Little Miss Sunshine

Updated: May 29, 2019

Selladoor Productions and Arcola Theatre

Book James Lapine, music and lyrics William Finn

Based on the film script by Michael Arndt

Lowry Quays, 28 May 2019 - 1 June 2019; 2hr 10min.

Touring the UK until October.

Lily Mae Denman as Little Miss Sunshine has a face-off with the Mean Girls. Photo Manuel Harlan

It was an off-beat film and it’s an off-beat musical, a show that concentrates on people and their quirks rather than attempting to stun audiences with spectacle and walls of sound.

The film, from more than a decade ago now, is basically a road movie about the Hoovers, a distinctly dysfunctional American family, and the musical sticks pretty close to it...

Seven-year-old Olive has set her heart on winning the Little Miss Sunshine child beauty pageant and, unexpectedly, gets an invite to take part, which means the Hoovers must squeeze into their ancient yellow VW camper van and make the 800-mile trip from Albuquerque to California, without a working clutch.

Will the vehicle manage to get there without blowing a gasket? Will the Hoovers survive the potholes in the road and the yawning chasms in their relationships?

Dad (Gabriel Vick) is an unsuccessful self-help guru. His wife (Lucy O’Byrne) is trying to hold the family together. Their son (Sev Keoshgerian) is teenage awkward and to add to the fun there’s the wife’s brother (Paul Keating), a suicidal Proust scholar, plus an outrageous, dissolute grandfather (Mark Moraghan).

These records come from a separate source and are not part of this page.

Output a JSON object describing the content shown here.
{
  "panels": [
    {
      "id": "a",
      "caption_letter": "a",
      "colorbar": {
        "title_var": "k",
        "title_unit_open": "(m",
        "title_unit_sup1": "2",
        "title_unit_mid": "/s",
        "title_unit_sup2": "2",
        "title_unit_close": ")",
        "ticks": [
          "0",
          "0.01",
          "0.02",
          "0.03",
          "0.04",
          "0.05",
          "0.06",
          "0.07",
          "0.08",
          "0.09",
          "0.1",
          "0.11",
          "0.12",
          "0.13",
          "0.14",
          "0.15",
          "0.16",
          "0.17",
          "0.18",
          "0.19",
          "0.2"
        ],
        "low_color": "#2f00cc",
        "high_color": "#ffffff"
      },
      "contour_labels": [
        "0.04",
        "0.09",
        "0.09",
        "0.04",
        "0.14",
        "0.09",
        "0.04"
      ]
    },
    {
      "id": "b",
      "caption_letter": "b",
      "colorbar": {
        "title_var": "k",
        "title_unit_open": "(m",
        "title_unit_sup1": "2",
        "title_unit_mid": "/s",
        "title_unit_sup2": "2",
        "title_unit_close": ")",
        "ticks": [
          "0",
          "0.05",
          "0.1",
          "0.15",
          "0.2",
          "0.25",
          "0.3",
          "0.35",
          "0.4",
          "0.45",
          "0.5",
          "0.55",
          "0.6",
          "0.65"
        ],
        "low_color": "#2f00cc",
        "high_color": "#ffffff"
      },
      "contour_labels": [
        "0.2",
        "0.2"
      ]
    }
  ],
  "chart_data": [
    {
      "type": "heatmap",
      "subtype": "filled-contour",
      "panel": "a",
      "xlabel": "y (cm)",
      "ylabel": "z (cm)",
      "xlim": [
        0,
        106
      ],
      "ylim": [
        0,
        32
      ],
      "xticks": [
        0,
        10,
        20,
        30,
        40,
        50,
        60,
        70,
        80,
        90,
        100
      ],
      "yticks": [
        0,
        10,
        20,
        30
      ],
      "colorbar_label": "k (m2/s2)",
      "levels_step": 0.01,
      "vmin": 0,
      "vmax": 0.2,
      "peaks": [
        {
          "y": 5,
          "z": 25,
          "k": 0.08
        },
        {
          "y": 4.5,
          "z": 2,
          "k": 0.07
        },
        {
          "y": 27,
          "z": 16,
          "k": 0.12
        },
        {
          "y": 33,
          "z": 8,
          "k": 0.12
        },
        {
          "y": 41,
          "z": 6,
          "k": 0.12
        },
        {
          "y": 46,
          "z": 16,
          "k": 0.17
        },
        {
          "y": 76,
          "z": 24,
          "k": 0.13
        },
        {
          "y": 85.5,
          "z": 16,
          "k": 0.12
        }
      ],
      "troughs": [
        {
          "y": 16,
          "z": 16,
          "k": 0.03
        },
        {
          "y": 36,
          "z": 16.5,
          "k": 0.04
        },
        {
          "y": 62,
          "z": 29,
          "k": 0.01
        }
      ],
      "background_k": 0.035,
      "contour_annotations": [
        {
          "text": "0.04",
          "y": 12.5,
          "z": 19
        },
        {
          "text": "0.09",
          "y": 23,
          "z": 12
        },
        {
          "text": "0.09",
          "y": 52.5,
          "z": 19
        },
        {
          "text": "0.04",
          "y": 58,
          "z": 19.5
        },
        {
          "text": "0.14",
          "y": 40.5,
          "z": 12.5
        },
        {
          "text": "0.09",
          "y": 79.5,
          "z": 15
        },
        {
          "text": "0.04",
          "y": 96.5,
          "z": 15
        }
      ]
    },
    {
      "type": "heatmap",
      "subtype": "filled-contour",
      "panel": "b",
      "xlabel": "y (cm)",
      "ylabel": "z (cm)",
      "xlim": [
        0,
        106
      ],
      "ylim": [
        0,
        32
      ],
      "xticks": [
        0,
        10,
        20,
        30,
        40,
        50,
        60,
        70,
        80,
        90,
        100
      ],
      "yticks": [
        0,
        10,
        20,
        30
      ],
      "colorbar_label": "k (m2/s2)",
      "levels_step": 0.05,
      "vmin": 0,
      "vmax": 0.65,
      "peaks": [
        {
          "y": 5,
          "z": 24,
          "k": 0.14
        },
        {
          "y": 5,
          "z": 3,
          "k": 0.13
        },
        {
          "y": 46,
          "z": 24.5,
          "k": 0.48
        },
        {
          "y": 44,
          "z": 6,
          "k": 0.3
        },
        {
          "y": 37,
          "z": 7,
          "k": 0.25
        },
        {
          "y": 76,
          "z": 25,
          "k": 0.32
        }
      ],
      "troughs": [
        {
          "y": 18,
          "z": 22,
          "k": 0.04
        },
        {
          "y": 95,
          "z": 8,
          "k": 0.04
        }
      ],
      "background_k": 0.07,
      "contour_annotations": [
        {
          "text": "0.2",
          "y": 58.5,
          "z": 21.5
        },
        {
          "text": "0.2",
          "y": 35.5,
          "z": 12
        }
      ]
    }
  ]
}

But the show’s star is the ultra-determined Olive (shared by Evie Gibson, Sophie Hartley Booth and Lily Mae Denman). All are flawed, apart from Olive, who is just lovely and thankfully always at the centre of things as they all face the setbacks life has thrown at them and struggle on.

The show unashamedly wears its heart on its sleeve. It’s a warm and likeable tale that has a bit of a go at the excesses of American capitalism - and at the way children dressing up as adults and parading about has such a hold on a certain section of society.

But turning it into a musical hasn’t added anything to the original and the score isn’t by any means memorable - you certainly don’t race for the car park humming the choruses. It’s the usual sub-Sondheim stuff, too shrill and uninvolving.

The production is more or less straight from the West End: apart from Moraghan and O’Byrne the principal cast is very similar and they know what they’re doing. A chorus of other child performers seems to have been left behind though: now the climactic beauty pageant has Olive pitched against a parade of adults dressed as kids, making an already strange concept very strange indeed.